Anyways, another day where I went into work at 4am, which allowed me to finaly finish this one up. Here is the safe for work version:










For those of you not at work or those that don't care, here is a large size unedited link.

I originally was trying to make the font on the close and far cigars to look ghosted/double image/blurry as if it was a camera zoomed on the center cigar with the others slightly out of focus... It didn't work... Next time I will just do them all nice like the one in the middle.


----------



## Oldmso54 (Jul 31, 2010)

Ok - I'll bite: Who was the subject model (not the cigars...)


----------



## superman0234 (Sep 27, 2011)

Looks awesome David! Some real talent you've got there


----------



## David_ESM (May 11, 2011)

Neal has some incredible talent when it comes to females. I on the other hand SUCK at realism of the human form... You have to be so precise in your scale or it just never looks right. What I seem to be able to do is the more cartoonish/anime/charicature stuff. So that is what I do. Also... For some reason, I enjoy a more punky female character... As past work shows:


----------



## primetime76 (Feb 8, 2011)

That is some good stuff bro! Nicely done!


----------



## Marlboro Cigars-cl (Feb 19, 2007)

You are very talented, sir. :tu


----------



## David_ESM (May 11, 2011)

Now we will just see if the wife notices it when it just appears up on my art wall tonight... Typically I keep the wall PG13... If she does notice I think it might look pretty damn good with an actual Cohiba band used to censor the fun parts.


----------



## Max_Power (Sep 9, 2010)

Nice work! Reminds me of smoking at the roller derby.


----------



## StogieNinja (Jul 29, 2009)

You think there's a shot in heck your new wife is going to not notice a naked woman on your wall?!


----------



## David_ESM (May 11, 2011)

Aninjaforallseasons said:


> You think there's a shot in heck your new wife is going to not notice a naked woman on your wall?!

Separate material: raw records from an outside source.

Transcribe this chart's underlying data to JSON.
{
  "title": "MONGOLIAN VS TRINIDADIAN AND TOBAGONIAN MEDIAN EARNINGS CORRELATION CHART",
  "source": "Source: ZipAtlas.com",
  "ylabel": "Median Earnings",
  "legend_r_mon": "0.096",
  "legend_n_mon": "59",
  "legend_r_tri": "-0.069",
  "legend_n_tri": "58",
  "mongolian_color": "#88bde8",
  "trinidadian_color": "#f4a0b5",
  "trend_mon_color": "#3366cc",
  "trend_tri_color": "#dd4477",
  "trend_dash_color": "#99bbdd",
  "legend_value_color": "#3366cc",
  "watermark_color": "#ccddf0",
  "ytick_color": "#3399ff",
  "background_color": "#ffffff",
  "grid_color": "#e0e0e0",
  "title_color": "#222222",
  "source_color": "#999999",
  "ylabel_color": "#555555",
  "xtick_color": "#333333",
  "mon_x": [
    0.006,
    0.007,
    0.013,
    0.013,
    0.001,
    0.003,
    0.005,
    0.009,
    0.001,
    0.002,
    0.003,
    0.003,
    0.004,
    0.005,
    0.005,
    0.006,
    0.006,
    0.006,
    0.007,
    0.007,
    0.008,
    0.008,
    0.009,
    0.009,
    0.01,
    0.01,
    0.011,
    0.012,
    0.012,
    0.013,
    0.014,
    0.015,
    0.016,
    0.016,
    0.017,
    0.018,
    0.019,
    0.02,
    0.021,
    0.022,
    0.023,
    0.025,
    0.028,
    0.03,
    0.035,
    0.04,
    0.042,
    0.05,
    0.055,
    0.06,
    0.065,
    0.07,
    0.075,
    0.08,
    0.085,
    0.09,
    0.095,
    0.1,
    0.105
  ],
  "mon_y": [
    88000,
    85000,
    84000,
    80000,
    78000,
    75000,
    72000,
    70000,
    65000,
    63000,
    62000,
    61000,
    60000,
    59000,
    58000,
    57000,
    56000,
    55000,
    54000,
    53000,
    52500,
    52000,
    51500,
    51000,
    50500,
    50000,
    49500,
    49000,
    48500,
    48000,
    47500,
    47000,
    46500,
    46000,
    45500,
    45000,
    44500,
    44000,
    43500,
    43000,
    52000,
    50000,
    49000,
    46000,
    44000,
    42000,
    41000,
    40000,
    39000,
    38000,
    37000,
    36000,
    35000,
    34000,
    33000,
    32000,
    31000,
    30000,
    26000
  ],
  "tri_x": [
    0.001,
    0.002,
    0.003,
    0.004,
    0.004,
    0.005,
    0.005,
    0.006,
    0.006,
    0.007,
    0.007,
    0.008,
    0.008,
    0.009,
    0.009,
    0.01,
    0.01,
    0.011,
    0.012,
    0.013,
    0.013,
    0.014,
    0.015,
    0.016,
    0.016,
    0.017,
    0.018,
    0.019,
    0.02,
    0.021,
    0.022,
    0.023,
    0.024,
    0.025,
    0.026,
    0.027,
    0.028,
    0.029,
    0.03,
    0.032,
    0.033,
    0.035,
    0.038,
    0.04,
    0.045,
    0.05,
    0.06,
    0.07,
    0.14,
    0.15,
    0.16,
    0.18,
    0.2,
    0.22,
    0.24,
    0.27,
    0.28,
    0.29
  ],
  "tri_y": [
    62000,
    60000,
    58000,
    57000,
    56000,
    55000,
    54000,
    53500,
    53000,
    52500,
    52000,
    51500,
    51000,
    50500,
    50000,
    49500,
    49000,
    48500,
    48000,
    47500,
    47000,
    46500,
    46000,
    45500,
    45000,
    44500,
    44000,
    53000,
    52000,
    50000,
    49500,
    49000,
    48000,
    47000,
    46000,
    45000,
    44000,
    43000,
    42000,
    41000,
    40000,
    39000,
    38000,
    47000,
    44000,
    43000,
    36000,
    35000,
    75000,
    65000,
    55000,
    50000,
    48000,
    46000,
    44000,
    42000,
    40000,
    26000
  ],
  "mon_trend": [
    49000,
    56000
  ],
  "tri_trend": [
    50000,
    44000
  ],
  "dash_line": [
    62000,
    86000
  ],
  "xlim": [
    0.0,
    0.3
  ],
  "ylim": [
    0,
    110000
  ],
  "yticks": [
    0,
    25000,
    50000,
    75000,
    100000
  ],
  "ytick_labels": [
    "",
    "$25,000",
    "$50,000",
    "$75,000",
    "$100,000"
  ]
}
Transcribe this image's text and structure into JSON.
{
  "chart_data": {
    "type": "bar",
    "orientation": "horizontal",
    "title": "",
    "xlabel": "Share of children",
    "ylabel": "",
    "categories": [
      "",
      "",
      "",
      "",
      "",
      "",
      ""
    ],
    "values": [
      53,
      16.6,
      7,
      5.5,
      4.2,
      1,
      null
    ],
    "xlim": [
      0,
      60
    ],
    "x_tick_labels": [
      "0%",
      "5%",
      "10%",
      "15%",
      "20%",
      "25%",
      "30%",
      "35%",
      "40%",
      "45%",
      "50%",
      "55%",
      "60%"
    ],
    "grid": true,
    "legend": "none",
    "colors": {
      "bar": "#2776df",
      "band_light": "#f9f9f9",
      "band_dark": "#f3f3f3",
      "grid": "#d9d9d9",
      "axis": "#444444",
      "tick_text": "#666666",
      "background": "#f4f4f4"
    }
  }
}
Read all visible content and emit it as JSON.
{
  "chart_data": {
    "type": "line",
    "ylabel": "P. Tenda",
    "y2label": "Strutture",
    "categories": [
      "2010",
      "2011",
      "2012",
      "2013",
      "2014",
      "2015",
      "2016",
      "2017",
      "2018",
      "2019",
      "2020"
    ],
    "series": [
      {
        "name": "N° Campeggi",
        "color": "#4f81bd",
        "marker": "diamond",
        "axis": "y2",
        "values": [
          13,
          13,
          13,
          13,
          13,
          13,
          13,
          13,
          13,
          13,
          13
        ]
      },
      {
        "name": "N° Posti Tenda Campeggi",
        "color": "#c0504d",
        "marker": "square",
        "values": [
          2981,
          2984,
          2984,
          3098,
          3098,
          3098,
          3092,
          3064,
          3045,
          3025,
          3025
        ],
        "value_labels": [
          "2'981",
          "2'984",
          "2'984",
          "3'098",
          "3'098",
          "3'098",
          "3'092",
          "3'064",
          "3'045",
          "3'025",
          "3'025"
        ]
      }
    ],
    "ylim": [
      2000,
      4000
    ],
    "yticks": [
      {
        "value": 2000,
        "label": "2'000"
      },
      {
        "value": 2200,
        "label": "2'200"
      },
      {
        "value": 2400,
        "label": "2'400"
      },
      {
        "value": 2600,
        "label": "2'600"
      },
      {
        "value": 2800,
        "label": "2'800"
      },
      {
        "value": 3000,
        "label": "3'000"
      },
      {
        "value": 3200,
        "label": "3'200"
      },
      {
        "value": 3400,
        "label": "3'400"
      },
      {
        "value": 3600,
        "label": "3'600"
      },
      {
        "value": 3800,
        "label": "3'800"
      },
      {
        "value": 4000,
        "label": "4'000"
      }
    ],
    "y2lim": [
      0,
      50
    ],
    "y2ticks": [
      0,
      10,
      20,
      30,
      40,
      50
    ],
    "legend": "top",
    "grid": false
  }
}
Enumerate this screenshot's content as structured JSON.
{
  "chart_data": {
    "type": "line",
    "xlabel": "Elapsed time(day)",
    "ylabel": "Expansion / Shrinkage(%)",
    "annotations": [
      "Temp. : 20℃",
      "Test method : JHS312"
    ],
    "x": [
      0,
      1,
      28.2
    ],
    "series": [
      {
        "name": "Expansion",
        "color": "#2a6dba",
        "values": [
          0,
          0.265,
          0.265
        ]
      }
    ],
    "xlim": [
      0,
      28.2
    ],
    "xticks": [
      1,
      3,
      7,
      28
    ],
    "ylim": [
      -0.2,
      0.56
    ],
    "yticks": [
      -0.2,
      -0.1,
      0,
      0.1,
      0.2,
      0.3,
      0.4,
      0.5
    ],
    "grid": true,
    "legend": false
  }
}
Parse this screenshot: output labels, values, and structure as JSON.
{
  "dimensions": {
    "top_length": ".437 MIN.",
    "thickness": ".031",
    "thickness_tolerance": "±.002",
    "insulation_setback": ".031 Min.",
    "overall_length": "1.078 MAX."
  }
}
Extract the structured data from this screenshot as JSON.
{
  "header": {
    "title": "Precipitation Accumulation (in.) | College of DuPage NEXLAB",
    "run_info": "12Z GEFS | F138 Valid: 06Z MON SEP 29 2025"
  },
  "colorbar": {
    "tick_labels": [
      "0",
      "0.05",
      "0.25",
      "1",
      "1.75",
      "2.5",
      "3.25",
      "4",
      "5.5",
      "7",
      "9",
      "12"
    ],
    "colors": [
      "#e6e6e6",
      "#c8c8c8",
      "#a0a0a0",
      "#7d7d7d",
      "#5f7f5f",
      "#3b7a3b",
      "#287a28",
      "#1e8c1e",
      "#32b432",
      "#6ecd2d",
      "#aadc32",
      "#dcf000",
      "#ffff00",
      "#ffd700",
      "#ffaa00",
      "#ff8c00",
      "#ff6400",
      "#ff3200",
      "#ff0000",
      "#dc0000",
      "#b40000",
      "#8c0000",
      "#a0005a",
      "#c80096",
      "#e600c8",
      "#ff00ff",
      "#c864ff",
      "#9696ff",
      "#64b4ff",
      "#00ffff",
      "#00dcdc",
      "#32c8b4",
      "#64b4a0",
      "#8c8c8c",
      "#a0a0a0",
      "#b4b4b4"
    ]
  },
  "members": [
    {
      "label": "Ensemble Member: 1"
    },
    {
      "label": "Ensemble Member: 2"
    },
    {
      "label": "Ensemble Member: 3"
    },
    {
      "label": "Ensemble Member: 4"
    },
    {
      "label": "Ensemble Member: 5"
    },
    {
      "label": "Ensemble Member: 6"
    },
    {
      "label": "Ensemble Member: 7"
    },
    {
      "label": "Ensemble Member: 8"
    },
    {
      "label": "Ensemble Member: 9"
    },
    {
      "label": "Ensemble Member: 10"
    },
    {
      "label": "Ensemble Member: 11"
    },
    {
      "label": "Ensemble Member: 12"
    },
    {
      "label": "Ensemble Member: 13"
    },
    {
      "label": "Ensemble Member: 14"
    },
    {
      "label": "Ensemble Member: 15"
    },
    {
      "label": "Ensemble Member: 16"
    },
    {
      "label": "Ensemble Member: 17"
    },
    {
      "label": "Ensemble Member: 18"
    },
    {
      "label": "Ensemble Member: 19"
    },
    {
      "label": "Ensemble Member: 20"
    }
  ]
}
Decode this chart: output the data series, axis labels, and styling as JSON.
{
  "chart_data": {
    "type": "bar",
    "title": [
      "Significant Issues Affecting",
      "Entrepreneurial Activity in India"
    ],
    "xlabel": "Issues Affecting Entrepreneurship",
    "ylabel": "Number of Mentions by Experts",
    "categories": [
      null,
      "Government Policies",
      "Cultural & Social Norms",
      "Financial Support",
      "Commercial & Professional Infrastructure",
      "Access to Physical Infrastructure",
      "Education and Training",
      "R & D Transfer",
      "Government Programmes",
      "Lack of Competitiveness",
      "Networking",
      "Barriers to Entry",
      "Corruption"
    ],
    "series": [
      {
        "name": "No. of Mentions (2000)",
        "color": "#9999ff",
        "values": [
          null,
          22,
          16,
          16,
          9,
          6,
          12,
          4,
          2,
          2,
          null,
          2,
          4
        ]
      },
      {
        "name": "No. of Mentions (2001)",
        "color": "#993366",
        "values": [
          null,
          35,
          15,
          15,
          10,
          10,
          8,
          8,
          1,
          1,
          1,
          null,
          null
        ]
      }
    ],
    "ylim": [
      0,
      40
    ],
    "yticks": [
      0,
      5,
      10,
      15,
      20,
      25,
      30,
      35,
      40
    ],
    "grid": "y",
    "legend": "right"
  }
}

Well, first let me give you an idea of the wall... The wall currently has aproximately 40-50 drawings on it. Many of which are female (although body parts are pretty much all covered).

So yeah... There's a shot, a pretty good one actually.

Edit: Will update with photo of wall area if I remember tonight.


----------



## zenom (Aug 30, 2011)

Nice artwork. I want to get some for my basement eventually. Just not scantily clad women, although I like the tattoo's on her


----------



## Swany (Aug 20, 2010)

Nice job bro. Like it a lot. Keep up the great work.


----------



## thebayratt (Jun 4, 2009)

Nice job.

I used to be really good at photoshop (a degree in graphic design actually), but got away from it for a while.


----------



## Hopperb (Jul 29, 2011)

Now I appreciate the female form as much as the next guy but I think that drawing could have stood on its own just fine!

You guys with all this talent are beginning to make me sick!


----------



## David_ESM (May 11, 2011)

Hopperb said:


> Now I appreciate the female form as much as the next guy but I think that drawing could have stood on its own just fine!


Was my first time using cigars as my main subject matter, and I agree. Next time I think it will be just the smokes.


----------



## lebz (Mar 26, 2011)

Great drawing David! I can draw stick people pretty awesome


----------